The London General Omnibus Company B-type bus was introduced in 1910 when buses were mostly still horse-drawn but by 1913 there were 2,500 B-type buses. They had proved themselves to be mechanically reliable and became the first successfully mass-produced motor-bus.
After the outbreak of war in 1914 the buses were commandeered by the War Department along with many of their drivers and mechanics. The buses were protected with wooden boards and painted khaki for camouflage. They were each able to transport 24 soldiers along with their equipment to and from the Front Line and were also used variously as ambulances, lorries and even mobile pigeon lofts! Around 1,200 London General Omnibus vehicles were used in this way, mostly in France and Belgium.
LH8186 initially served route 9 in the Borough of Richmond, between Barnes and Liverpool Street before being commandeered by the War Department.

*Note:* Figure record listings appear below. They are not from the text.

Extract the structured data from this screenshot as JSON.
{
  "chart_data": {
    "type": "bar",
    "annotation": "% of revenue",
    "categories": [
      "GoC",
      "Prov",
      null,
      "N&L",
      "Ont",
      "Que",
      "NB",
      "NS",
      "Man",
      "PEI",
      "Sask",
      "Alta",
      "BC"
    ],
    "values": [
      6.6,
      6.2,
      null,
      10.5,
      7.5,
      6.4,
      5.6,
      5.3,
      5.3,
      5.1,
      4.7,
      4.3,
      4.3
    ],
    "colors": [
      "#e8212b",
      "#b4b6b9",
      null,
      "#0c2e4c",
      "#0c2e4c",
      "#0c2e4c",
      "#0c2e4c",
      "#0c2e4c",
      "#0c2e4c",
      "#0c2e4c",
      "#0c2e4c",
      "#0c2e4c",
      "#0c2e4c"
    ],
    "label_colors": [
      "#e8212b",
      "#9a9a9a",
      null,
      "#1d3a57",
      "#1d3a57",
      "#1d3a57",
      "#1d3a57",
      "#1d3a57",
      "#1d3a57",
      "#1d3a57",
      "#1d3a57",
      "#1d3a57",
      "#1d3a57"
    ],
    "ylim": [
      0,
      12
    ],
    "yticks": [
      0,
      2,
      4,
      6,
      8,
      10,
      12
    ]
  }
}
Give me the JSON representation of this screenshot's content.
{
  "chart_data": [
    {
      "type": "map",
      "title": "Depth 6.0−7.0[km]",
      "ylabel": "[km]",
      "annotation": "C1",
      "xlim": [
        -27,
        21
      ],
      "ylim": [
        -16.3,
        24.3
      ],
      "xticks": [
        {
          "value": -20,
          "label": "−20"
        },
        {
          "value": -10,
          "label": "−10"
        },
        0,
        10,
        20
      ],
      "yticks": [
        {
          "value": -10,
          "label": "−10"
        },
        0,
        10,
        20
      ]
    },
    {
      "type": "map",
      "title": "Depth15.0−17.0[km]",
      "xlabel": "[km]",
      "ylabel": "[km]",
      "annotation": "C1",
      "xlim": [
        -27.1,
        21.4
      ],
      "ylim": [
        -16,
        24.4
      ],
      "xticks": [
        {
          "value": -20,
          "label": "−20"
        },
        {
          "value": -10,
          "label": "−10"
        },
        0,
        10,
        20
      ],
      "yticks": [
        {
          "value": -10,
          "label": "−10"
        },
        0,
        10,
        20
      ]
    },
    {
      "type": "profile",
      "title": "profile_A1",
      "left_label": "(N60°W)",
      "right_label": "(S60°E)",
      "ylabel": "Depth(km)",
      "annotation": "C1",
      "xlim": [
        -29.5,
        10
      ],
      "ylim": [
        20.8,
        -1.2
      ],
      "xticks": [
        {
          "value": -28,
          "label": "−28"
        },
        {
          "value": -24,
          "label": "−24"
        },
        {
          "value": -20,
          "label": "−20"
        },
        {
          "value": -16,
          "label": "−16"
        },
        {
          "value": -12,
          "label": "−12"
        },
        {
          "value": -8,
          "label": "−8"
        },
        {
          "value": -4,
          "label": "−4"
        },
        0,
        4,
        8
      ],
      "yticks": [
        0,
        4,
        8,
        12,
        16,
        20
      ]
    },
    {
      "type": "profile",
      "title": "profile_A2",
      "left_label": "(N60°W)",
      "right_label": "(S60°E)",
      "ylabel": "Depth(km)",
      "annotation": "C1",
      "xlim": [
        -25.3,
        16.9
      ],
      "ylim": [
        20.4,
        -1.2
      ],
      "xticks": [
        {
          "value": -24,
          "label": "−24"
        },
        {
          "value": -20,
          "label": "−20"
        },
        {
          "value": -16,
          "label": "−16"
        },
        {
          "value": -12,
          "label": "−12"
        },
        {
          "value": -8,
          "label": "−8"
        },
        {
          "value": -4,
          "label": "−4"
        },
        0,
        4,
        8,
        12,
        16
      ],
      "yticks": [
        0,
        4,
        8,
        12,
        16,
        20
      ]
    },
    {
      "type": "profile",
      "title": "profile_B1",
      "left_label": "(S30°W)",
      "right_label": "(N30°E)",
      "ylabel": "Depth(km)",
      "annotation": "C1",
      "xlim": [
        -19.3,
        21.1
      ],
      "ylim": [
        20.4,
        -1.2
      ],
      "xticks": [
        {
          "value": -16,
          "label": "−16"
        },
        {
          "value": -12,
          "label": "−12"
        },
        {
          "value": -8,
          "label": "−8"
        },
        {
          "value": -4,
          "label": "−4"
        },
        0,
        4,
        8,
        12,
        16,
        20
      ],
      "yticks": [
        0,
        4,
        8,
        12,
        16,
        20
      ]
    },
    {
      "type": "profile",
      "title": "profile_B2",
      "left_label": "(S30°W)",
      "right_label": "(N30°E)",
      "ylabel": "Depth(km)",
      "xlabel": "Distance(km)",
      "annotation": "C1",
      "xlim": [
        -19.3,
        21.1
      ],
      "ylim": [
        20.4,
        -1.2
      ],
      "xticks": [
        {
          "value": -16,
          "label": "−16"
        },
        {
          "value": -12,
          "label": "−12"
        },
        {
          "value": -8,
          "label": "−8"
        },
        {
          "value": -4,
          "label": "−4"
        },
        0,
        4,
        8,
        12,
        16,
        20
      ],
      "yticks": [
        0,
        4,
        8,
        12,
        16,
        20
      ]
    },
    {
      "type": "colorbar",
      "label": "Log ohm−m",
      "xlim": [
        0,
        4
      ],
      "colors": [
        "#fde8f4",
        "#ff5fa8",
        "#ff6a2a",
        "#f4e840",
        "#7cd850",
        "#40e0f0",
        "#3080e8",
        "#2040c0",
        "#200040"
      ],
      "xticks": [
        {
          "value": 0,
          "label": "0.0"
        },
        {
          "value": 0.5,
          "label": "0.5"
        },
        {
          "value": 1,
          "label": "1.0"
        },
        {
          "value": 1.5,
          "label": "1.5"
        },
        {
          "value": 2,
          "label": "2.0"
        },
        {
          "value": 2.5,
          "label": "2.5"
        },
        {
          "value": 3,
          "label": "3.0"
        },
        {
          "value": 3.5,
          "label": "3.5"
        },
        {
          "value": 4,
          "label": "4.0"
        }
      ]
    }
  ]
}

Upon its return to London after the war it was used as a (still khaki) “Traffic Emergency Bus” before being reconditioned and sold to the National Omnibus Transport Company in February 1922. At some point after this it came to Wiltshire and we now know that the below images of a bus serving Trowbridge also show the same LH8186.
The restoration of this bus by the London Transport Museum was completed in 2014, initially in its red London General Omnibus Company guise before being converted to how it would have been kitted out by the War Department. The bus has since toured key WW1 sites in Belgium and France and appeared at military related events across the country. You can find our more here (http://www.ltmuseum.co.uk/support-us/make-a-donation/battle-bus )
It is nice to know that the LH8186 in our old photographs is having another lease of life …A bus that has truly been on its travels.